More Signs Of Trouble In China
The markets are enjoying a strong rally in early trading. This is often seen on the first trading day of the month or quarter. But given the declines in many leading stocks of late, I am surprised that the S&P 500 is knocking on the door to new highs. But far be if from me to argue with a bull market.
In economic news, the ISM Index for March rose to 53.7 from 53.2.
Corporate data is light right now as we remain in the quiet period for companies ahead of the Q1 earnings reports that will start soon.
Asian markets ended mostly higher. Japan was a bit lower after implementing its first sales tax hike since 1997. In China, their HSBC manuf. PMI slipped to 48.0 from 48.1. The PMI for China has now been below the 50 level for several months, indicating their manufacturing sector is in contraction.
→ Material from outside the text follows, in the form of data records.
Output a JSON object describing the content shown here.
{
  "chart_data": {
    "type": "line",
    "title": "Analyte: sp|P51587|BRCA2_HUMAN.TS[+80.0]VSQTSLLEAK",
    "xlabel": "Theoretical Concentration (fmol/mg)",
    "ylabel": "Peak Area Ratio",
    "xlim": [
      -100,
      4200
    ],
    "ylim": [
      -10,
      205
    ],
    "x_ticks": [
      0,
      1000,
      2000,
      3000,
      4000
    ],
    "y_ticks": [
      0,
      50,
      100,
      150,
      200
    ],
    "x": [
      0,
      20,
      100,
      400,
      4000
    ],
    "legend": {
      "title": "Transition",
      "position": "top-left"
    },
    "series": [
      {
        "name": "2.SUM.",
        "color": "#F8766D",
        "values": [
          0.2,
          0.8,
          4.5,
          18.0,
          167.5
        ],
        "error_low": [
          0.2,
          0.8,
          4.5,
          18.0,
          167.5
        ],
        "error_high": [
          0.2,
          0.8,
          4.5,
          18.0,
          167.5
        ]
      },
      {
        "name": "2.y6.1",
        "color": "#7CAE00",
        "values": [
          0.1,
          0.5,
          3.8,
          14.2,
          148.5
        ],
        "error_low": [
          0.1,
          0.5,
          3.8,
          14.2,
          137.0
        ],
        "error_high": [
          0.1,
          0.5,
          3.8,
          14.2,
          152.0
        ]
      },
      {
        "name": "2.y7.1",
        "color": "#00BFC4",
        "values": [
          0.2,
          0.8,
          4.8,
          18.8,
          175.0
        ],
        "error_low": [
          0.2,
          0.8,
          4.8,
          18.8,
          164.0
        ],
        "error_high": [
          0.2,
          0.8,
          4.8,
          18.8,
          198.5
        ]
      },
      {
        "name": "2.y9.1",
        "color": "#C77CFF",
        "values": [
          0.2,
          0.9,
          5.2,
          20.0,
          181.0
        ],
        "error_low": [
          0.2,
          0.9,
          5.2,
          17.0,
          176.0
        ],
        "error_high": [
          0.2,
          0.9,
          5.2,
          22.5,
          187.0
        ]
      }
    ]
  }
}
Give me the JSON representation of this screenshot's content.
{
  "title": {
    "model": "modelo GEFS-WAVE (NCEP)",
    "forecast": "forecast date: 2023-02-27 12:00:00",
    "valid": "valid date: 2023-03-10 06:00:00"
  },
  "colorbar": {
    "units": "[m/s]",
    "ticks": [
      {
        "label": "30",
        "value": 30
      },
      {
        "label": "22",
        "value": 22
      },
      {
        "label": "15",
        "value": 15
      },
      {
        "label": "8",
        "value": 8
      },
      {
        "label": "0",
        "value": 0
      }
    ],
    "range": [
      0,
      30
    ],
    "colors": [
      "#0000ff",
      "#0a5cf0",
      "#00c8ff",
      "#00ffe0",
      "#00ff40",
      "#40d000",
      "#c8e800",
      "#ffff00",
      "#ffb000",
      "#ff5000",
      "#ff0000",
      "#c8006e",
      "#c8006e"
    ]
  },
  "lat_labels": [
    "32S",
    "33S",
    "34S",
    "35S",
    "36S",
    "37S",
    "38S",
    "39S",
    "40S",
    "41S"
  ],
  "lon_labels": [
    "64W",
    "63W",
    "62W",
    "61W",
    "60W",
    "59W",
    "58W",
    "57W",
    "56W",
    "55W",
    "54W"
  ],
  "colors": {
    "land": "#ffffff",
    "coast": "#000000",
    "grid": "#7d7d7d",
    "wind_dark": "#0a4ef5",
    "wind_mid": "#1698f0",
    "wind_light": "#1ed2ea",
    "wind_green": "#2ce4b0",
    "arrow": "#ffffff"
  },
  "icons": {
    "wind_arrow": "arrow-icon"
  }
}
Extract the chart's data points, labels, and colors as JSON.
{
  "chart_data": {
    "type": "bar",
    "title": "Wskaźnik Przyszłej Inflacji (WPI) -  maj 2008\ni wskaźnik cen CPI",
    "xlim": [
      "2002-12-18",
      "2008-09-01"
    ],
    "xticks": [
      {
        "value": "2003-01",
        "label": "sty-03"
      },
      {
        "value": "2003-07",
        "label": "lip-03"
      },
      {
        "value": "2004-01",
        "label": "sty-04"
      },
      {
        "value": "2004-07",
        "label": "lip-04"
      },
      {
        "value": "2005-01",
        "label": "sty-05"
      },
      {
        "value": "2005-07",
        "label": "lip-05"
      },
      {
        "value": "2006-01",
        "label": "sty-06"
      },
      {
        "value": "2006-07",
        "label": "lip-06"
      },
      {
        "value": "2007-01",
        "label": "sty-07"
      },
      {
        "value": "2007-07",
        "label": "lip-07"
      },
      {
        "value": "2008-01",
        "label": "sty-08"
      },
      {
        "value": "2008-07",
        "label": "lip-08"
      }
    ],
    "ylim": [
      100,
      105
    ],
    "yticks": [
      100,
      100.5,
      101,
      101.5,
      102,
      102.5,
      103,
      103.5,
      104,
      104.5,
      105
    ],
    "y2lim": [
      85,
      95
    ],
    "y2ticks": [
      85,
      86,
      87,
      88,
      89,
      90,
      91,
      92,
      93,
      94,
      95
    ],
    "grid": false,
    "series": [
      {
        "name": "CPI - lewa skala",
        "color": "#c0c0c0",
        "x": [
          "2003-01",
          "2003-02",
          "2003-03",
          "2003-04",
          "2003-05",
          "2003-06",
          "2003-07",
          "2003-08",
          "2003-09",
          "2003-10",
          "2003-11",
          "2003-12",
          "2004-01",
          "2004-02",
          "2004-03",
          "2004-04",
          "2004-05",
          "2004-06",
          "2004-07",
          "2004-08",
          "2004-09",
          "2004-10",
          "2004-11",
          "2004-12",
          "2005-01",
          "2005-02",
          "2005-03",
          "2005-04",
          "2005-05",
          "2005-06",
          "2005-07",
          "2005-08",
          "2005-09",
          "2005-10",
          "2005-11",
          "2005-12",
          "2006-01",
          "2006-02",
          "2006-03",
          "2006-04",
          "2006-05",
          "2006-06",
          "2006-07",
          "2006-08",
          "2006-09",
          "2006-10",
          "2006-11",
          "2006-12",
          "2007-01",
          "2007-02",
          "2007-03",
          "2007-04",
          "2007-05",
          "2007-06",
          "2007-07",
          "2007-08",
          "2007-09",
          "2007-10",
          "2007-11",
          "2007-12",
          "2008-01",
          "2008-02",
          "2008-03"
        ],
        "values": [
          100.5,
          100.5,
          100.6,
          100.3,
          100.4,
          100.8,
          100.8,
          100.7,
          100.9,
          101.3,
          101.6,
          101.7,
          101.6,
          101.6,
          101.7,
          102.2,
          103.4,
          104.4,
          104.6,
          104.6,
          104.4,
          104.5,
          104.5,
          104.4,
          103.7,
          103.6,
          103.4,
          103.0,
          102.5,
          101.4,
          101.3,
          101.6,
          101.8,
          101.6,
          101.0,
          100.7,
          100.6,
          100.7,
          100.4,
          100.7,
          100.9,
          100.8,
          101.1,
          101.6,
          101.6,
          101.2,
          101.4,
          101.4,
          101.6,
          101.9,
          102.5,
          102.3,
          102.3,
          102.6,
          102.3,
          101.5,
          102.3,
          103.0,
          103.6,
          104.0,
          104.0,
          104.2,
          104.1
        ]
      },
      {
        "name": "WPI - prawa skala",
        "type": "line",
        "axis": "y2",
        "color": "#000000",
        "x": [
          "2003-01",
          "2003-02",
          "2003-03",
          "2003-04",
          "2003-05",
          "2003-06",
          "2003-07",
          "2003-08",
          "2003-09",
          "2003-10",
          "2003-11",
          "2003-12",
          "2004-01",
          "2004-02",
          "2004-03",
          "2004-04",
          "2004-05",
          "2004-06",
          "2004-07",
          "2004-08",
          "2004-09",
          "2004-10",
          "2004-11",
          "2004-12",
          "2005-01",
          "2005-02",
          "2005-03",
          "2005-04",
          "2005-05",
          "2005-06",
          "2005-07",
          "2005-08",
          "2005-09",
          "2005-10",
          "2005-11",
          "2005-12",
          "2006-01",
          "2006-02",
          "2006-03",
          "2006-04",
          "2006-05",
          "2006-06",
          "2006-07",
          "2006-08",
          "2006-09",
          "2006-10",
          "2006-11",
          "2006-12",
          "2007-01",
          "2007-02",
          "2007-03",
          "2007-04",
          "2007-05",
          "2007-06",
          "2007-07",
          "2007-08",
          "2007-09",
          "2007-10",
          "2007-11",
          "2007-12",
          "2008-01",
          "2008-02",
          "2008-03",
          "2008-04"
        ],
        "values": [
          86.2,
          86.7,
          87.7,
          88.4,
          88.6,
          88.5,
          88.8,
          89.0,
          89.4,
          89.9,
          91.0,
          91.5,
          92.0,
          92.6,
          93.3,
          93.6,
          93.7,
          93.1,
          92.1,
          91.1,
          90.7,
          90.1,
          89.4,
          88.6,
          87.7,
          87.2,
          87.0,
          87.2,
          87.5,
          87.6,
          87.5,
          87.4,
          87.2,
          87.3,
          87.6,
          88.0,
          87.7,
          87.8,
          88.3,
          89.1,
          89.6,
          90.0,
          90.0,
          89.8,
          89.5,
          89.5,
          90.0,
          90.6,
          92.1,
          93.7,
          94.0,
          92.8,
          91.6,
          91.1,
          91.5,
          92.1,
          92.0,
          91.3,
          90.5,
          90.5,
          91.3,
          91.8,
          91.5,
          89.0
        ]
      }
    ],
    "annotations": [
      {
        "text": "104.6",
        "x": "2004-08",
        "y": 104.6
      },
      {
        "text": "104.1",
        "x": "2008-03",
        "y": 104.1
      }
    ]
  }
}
Moreover, Tonghao New Board failed to make its coupon payment in March, representing the first default in the private-placement market for high-yield bonds. This doesn't seem to be getting much press, but it markets another wheel that is loose on the Chinese economic truck. With manufacturing slowing, the property market cooling, and non-performing loans on the rise we think a hard landing in China remains the biggest risk out there right now.
Europe's markets are also higher today. Eurozone PMI held steady at 53.0. France, Spain, and Italian PMI's all improved.
The 10-year yield is higher to 2.76%, a good sign for economic bulls that it stopped drifting lower.
And the volatility index is moving lower again, down -3.5% to 13.40.
Trading comment: The early pop in the market is losing some steam as this post goes to press. We will have to wait and see how today's session finishes up and if the market can close at its highs. The price action has to be respected and it is possible that the rotation pattern we saw last year is back in effect and while the high flyers enter their corrections money flows into other sectors that will carry the leadership baton for the next leg higher.